In early 2013 a report came out on a company in Miami called Biogenesis. The two faces of this latest scandal are Ryan Braun and Alex Rodriguez (Rodriguez already admitted use of PEDs in 2009 and was not penalized). Selig had a chance to take Braun down in 2012, but let the opportunity slip away due to a problem with the handling of Braun’s urine sample. Just months after all of that cleared, Biogenesis emerged and cast a shadow on Braun all over again. Now A-Rod is suspended from baseball (pending appeal, of course) for the rest of this season and all of 2014 due to his connection to Biogenesis.
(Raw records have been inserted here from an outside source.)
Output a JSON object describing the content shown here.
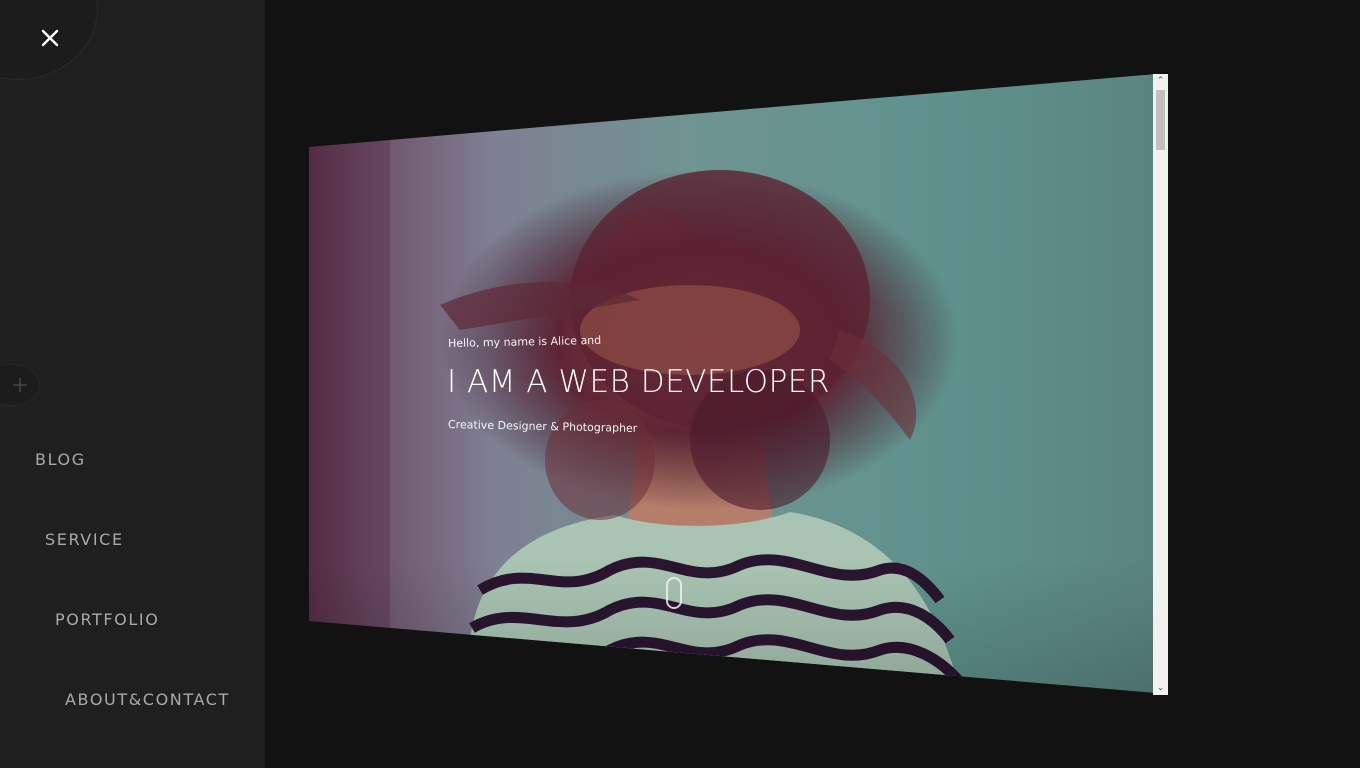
{
  "sidebar": {
    "close_icon": "close-icon",
    "plus_icon": "plus-icon",
    "nav": [
      {
        "label": "BLOG"
      },
      {
        "label": "SERVICE"
      },
      {
        "label": "PORTFOLIO"
      },
      {
        "label": "ABOUT&CONTACT"
      }
    ]
  },
  "hero": {
    "greeting": "Hello, my name is Alice and",
    "title": "I AM A WEB DEVELOPER",
    "subtitle": "Creative Designer & Photographer",
    "scroll_icon": "mouse-scroll-icon"
  },
  "scrollbar": {
    "up_glyph": "⌃",
    "down_glyph": "⌄"
  },
  "colors": {
    "page_bg": "#121212",
    "sidebar_bg": "#1f1f1f",
    "nav_text": "#a9a9a9",
    "hero_teal": "#5f928c",
    "hero_purple": "#5a2c45"
  }
}
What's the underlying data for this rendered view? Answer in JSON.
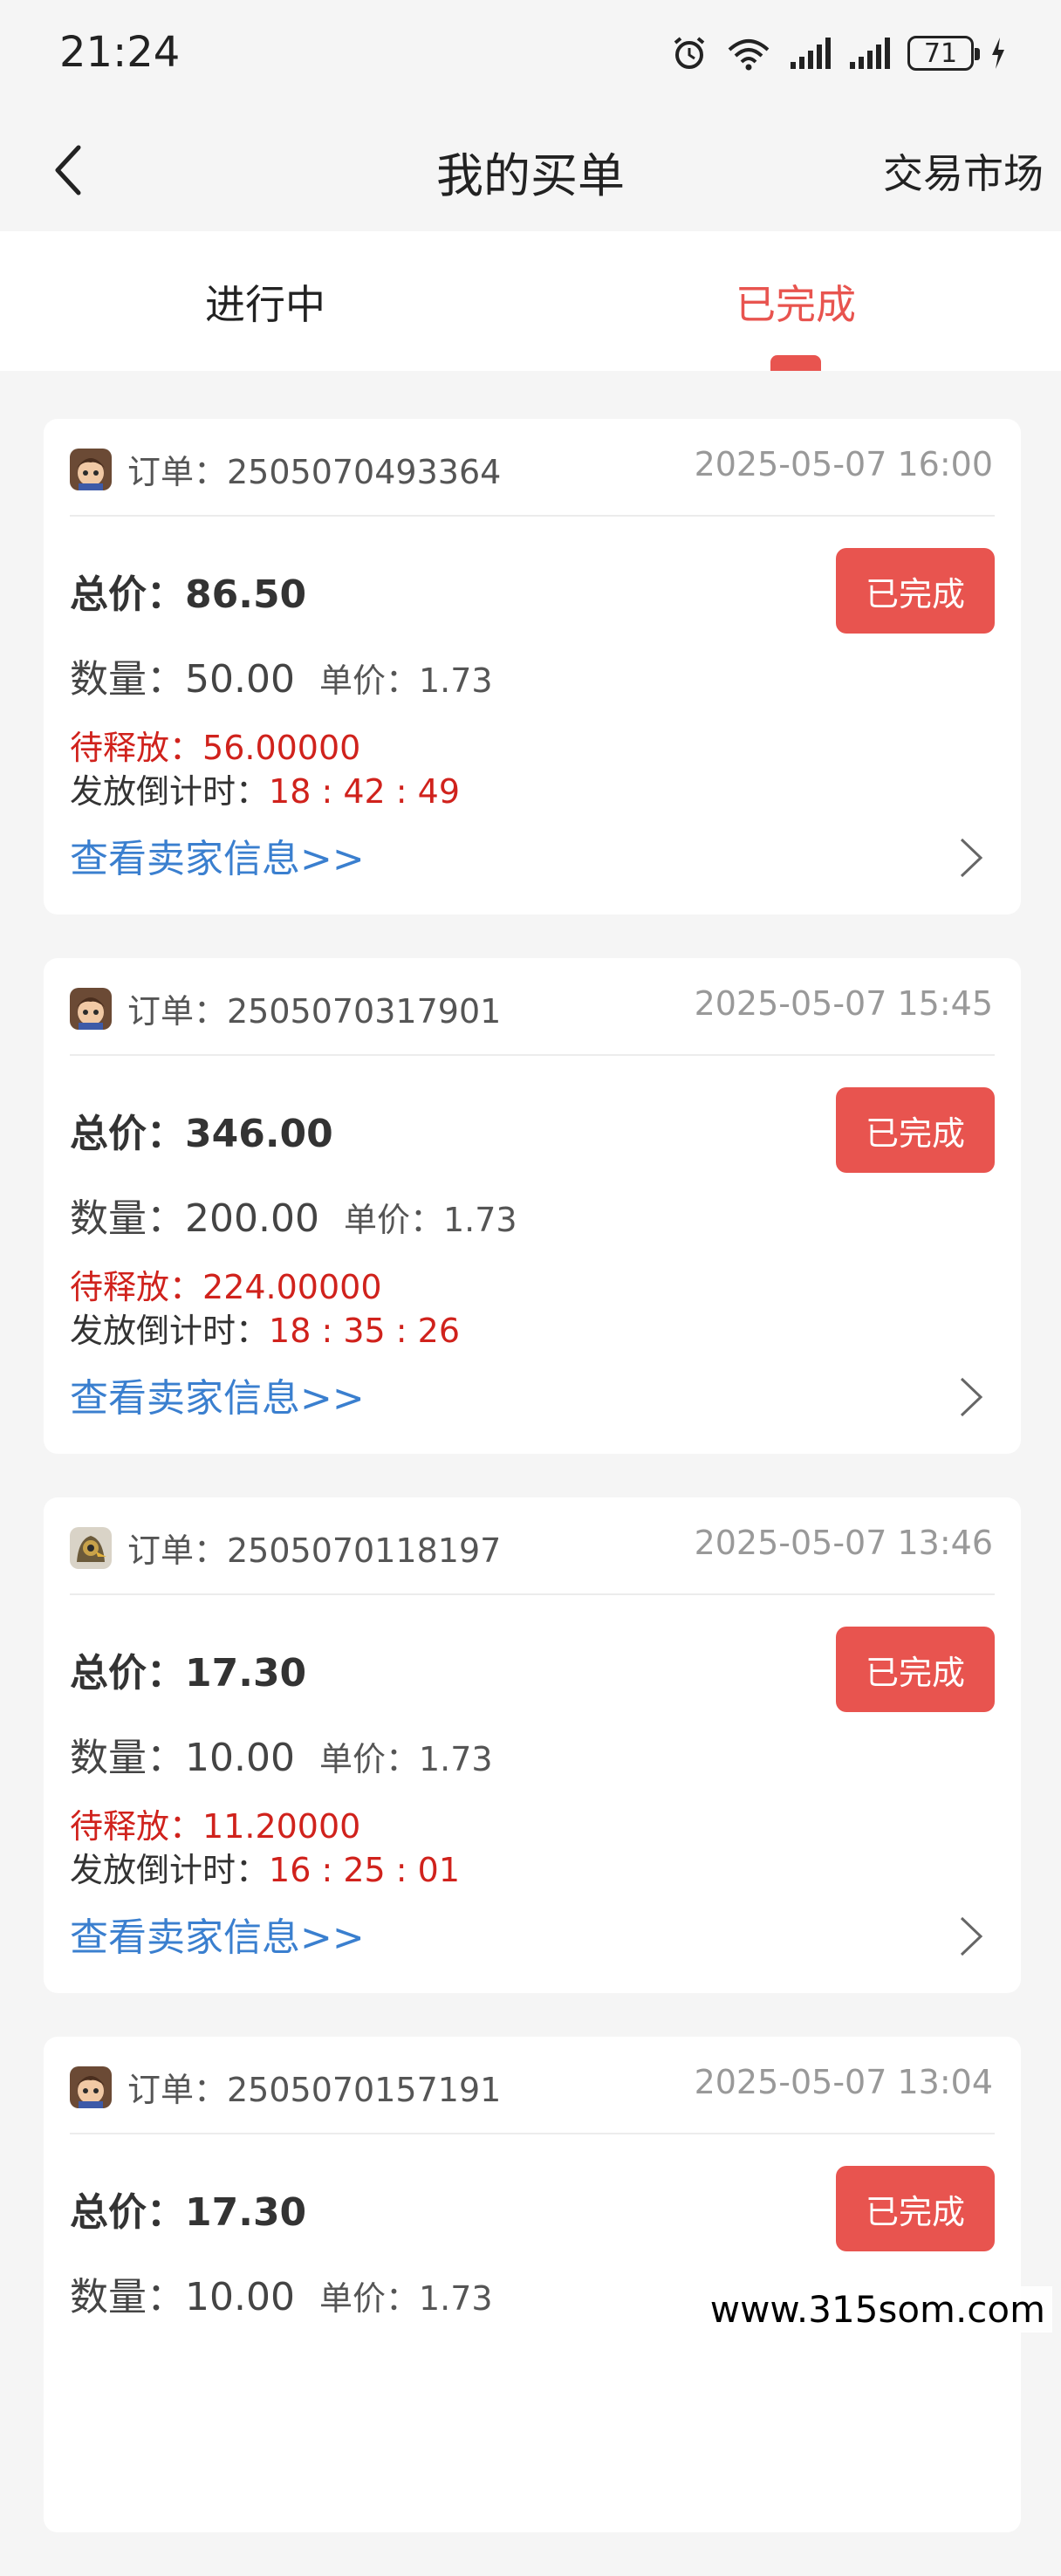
{
  "status_bar": {
    "time": "21:24",
    "battery": "71"
  },
  "nav": {
    "title": "我的买单",
    "right_label": "交易市场"
  },
  "tabs": [
    {
      "label": "进行中"
    },
    {
      "label": "已完成"
    }
  ],
  "colors": {
    "accent": "#e8544f",
    "pending": "#d0221c",
    "link": "#3a7fcf"
  },
  "orders": [
    {
      "order_label": "订单：2505070493364",
      "date": "2025-05-07 16:00",
      "total_label": "总价：",
      "total": "86.50",
      "status": "已完成",
      "qty_label": "数量：",
      "qty": "50.00",
      "unit_label": "单价：",
      "unit_price": "1.73",
      "pending_label": "待释放：",
      "pending": "56.00000",
      "countdown_label": "发放倒计时：",
      "countdown": "18 : 42 : 49",
      "seller_link": "查看卖家信息>>"
    },
    {
      "order_label": "订单：2505070317901",
      "date": "2025-05-07 15:45",
      "total_label": "总价：",
      "total": "346.00",
      "status": "已完成",
      "qty_label": "数量：",
      "qty": "200.00",
      "unit_label": "单价：",
      "unit_price": "1.73",
      "pending_label": "待释放：",
      "pending": "224.00000",
      "countdown_label": "发放倒计时：",
      "countdown": "18 : 35 : 26",
      "seller_link": "查看卖家信息>>"
    },
    {
      "order_label": "订单：2505070118197",
      "date": "2025-05-07 13:46",
      "total_label": "总价：",
      "total": "17.30",
      "status": "已完成",
      "qty_label": "数量：",
      "qty": "10.00",
      "unit_label": "单价：",
      "unit_price": "1.73",
      "pending_label": "待释放：",
      "pending": "11.20000",
      "countdown_label": "发放倒计时：",
      "countdown": "16 : 25 : 01",
      "seller_link": "查看卖家信息>>"
    },
    {
      "order_label": "订单：2505070157191",
      "date": "2025-05-07 13:04",
      "total_label": "总价：",
      "total": "17.30",
      "status": "已完成",
      "qty_label": "数量：",
      "qty": "10.00",
      "unit_label": "单价：",
      "unit_price": "1.73"
    }
  ],
  "watermark": "www.315som.com"
}
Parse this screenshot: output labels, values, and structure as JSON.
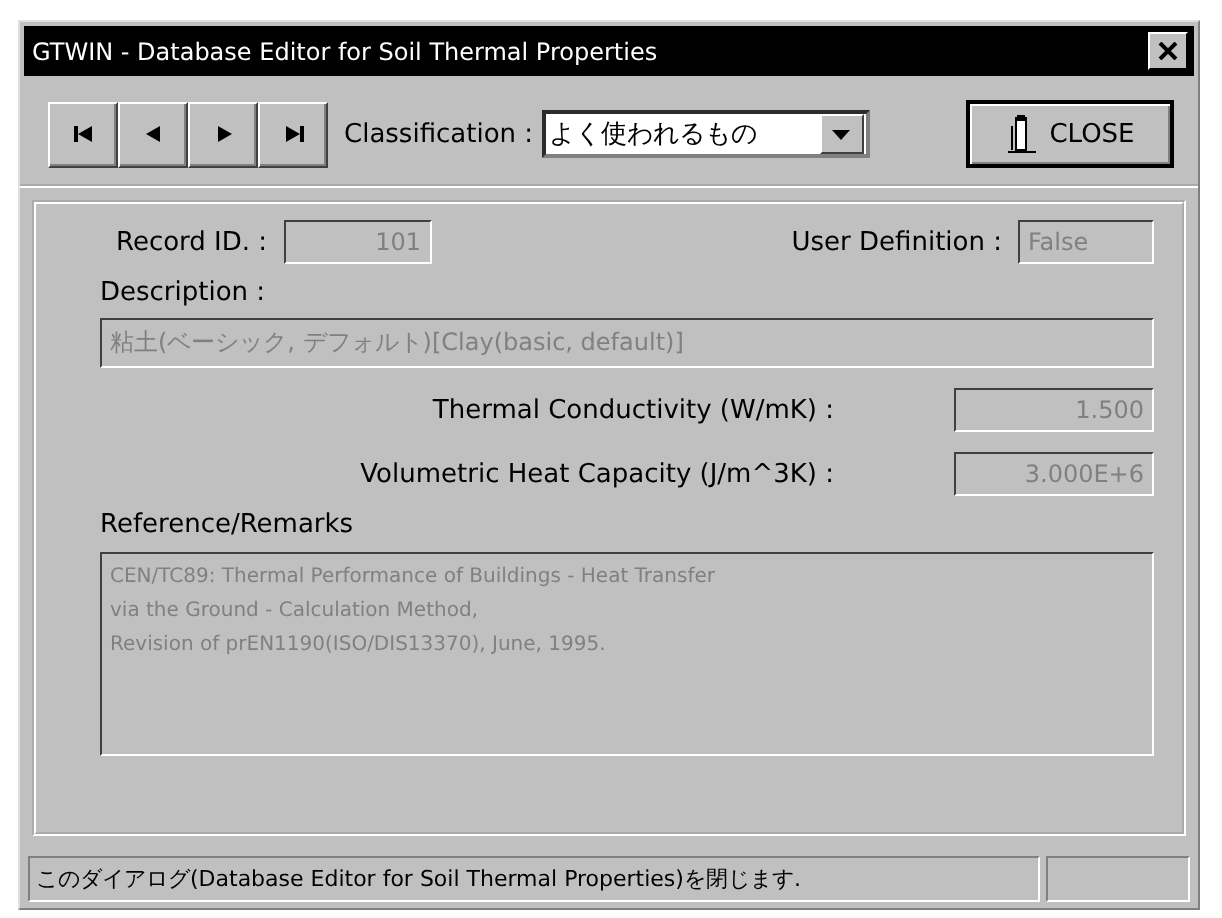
{
  "window": {
    "title": "GTWIN - Database Editor for Soil Thermal Properties"
  },
  "toolbar": {
    "nav_buttons": [
      {
        "kind": "first"
      },
      {
        "kind": "prev"
      },
      {
        "kind": "next"
      },
      {
        "kind": "last"
      }
    ],
    "classification_label": "Classification :",
    "classification_value": "よく使われるもの",
    "close_label": "CLOSE"
  },
  "form": {
    "record_id_label": "Record ID. :",
    "record_id": "101",
    "user_definition_label": "User Definition :",
    "user_definition": "False",
    "description_label": "Description :",
    "description": "粘土(ベーシック, デフォルト)[Clay(basic, default)]",
    "conductivity_label": "Thermal Conductivity (W/mK) :",
    "conductivity": "1.500",
    "heat_capacity_label": "Volumetric Heat Capacity (J/m^3K) :",
    "heat_capacity": "3.000E+6",
    "remarks_label": "Reference/Remarks",
    "remarks": [
      "CEN/TC89: Thermal Performance of Buildings - Heat Transfer",
      "via the Ground - Calculation Method,",
      "Revision of prEN1190(ISO/DIS13370), June, 1995."
    ]
  },
  "status_bar": {
    "message": "このダイアログ(Database Editor for Soil Thermal Properties)を閉じます."
  }
}
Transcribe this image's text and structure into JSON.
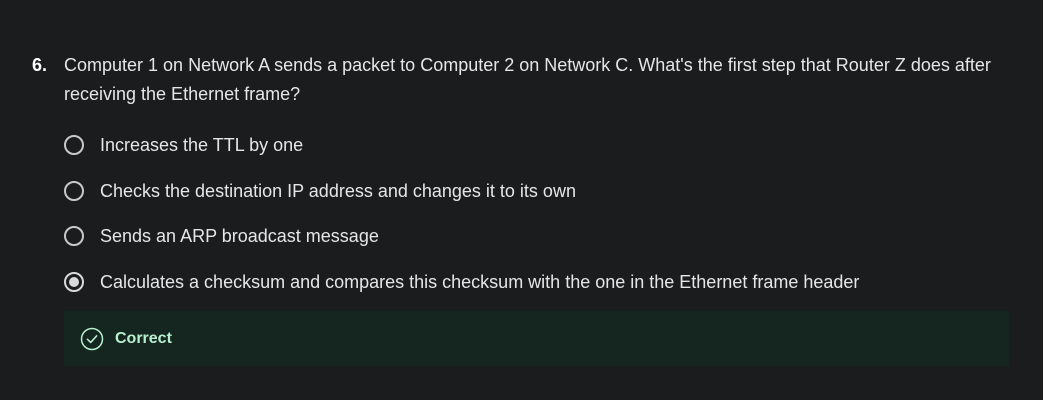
{
  "question": {
    "number": "6.",
    "text": "Computer 1 on Network A sends a packet to Computer 2 on Network C. What's the first step that Router Z does after receiving the Ethernet frame?"
  },
  "options": [
    {
      "label": "Increases the TTL by one",
      "selected": false
    },
    {
      "label": "Checks the destination IP address and changes it to its own",
      "selected": false
    },
    {
      "label": "Sends an ARP broadcast message",
      "selected": false
    },
    {
      "label": "Calculates a checksum and compares this checksum with the one in the Ethernet frame header",
      "selected": true
    }
  ],
  "feedback": {
    "label": "Correct",
    "icon": "check-circle-icon",
    "color": "#b8f0cf"
  }
}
To say that Bud Selig is making a stand now is laughable. He is saving his own tail from further embarrassment due to his naïve behavior when all this came to be in the 90s. You can’t really blame the players of the past. Why would you not cheat if you were not going to get you in trouble, make you millions of dollars, and maybe get your family out of poverty or into the United States? Yeah, you can say it’s morally wrong to use PEDs because it is, but money talks and it talks loud.

I hope the next commissioner comes in and really does something like one and done, or maybe even void contracts. It is time to take a proactive, not reactive, stance. Reaction is what has gotten baseball, and Commissioner Selig for that matter, into the mess it is in today.